Méditerranée paysage natal
Une œuvre d’art est bonne quand elle est née d’une nécessité.
C’est la nature de son origine qui la juge.
Rainer Maria Rilke, Lettres à un jeune poète, 1929
Je photographie le paysage méditerranéen pour montrer un des paysages les plus fameux, les plus représentés, espace fondateur de civilisation et de pensée. Pour montrer à la fois la nature pérenne et le paysage façonné par l’homme, l’impact de la modernité.
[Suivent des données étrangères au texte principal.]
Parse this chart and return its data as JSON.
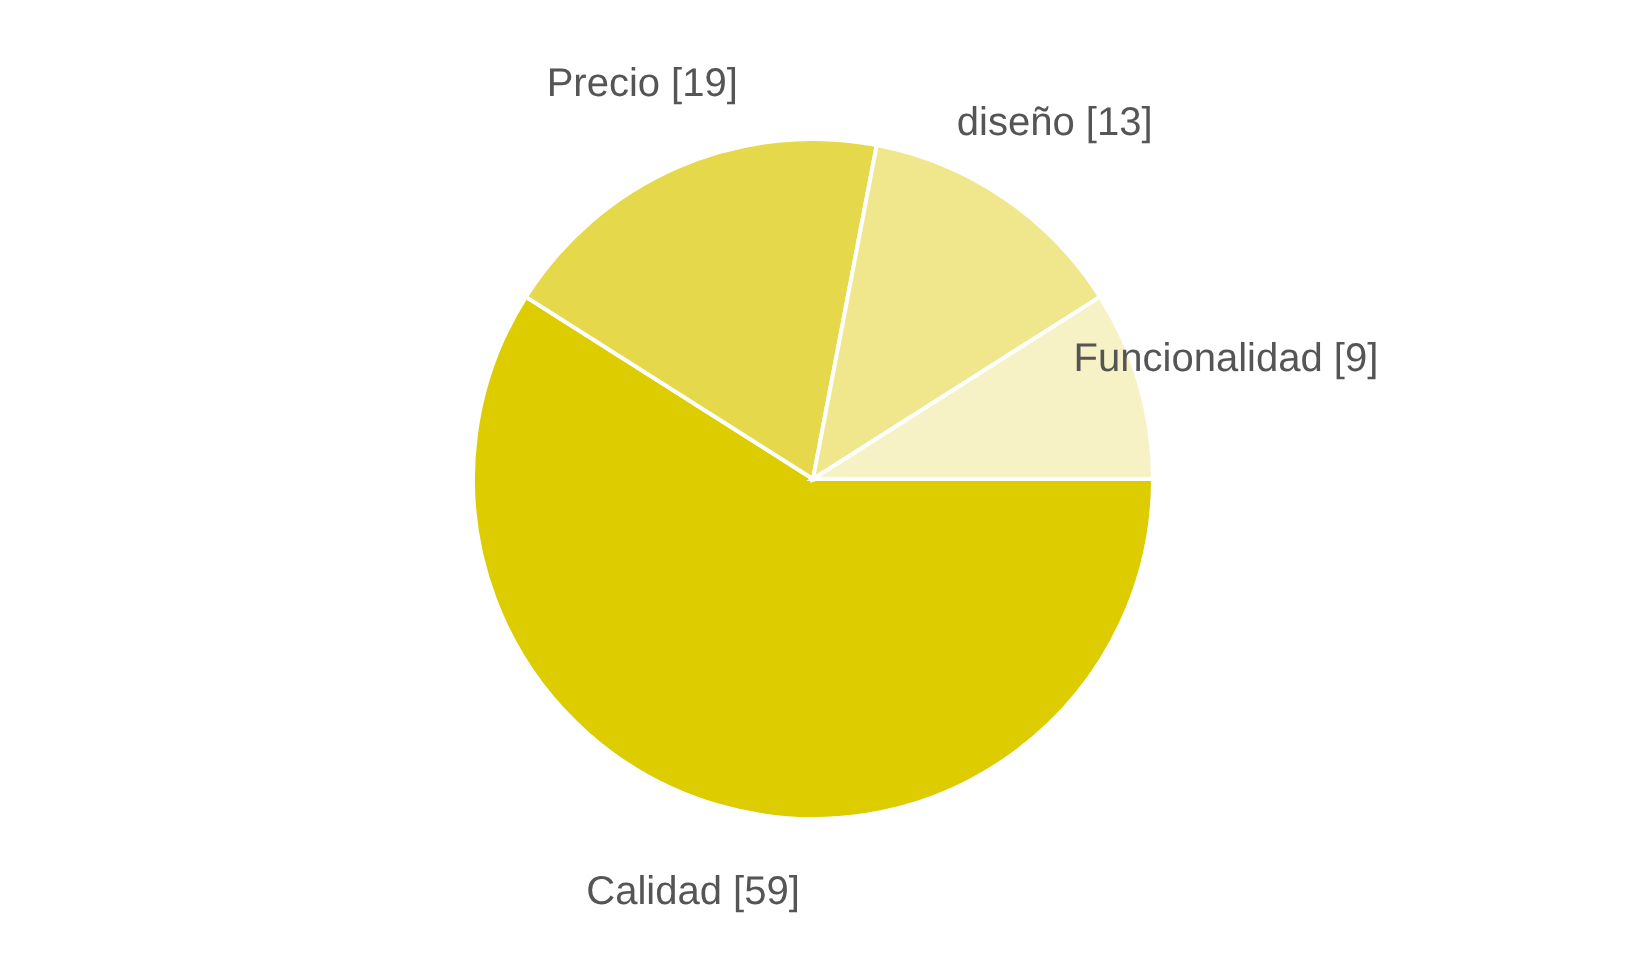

Cette Méditerranée est pour moi terre de chaleur, de champs de blé noirs de soleil, de fragrances d’oranger, de plages suaves et de brûlures. Elle est aussi mon domaine littéraire de prédilection avec Albert Camus, René Char, Jean Giono, Neguib Mahfouz, Cesare Pavese, Elio Vittorini ; elle m’incite à méditer les œuvres de Paul Cézanne, de Pierre Bonnard et des peintres régionaux du Sud de la France ; elle s’est incarnée pour moi à la perfection dans L’Avventura de Michelangelo Antonioni.
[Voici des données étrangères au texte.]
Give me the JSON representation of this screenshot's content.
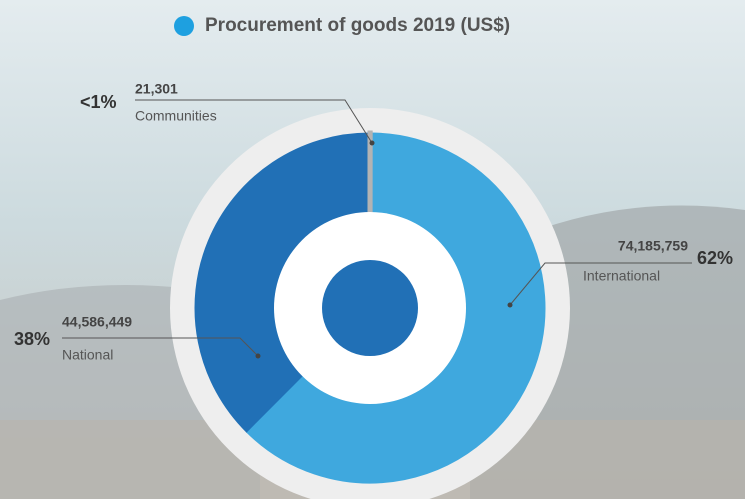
{
  "chart_data": {
    "type": "donut",
    "title": "Procurement of goods 2019 (US$)",
    "legend_color": "#1ea0e0",
    "categories": [
      "Communities",
      "International",
      "National"
    ],
    "values": [
      21301,
      74185759,
      44586449
    ],
    "value_labels": [
      "21,301",
      "74,185,759",
      "44,586,449"
    ],
    "percent_labels": [
      "<1%",
      "62%",
      "38%"
    ],
    "colors": [
      "#b3b3b3",
      "#3fa8de",
      "#2170b6"
    ]
  }
}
Mes références photographiques plongent dans le passé fondateur des explorateurs du dix-neuvième siècle, mais j’assume aussi l’héritage des grands contemporains que j’ai exposés, édités, enseignés : leur esthétique définit les bases de la photographie moderne. C’est grâce à leur fréquentation que je peux faire ces photographies, hommage rendu à mes rêves d’adolescent par l’homme que je suis devenu.
Je n’ignore pas que la Méditerranée est de nos jours espace de déchirures et de guerres. Espace où l’agriculture et le tourisme industriels produisent des paysages où la hideur le dispute à l’inhumain, et que c’est une mer où les pêcheurs ramènent parfois dans leurs filets les cadavres des migrants. Si j’en donne une image harmonieuse, c’est parce que je veux garder espoir dans l’univers qui m’a façonné, convaincu avec Fernand Braudel, que le paysage est la forme en creux de l’homme, et qu’il faut comme Camus, imaginer Sisyphe heureux.
( In Méditerranée paysage natal. Maquette en quête d’éditeur.)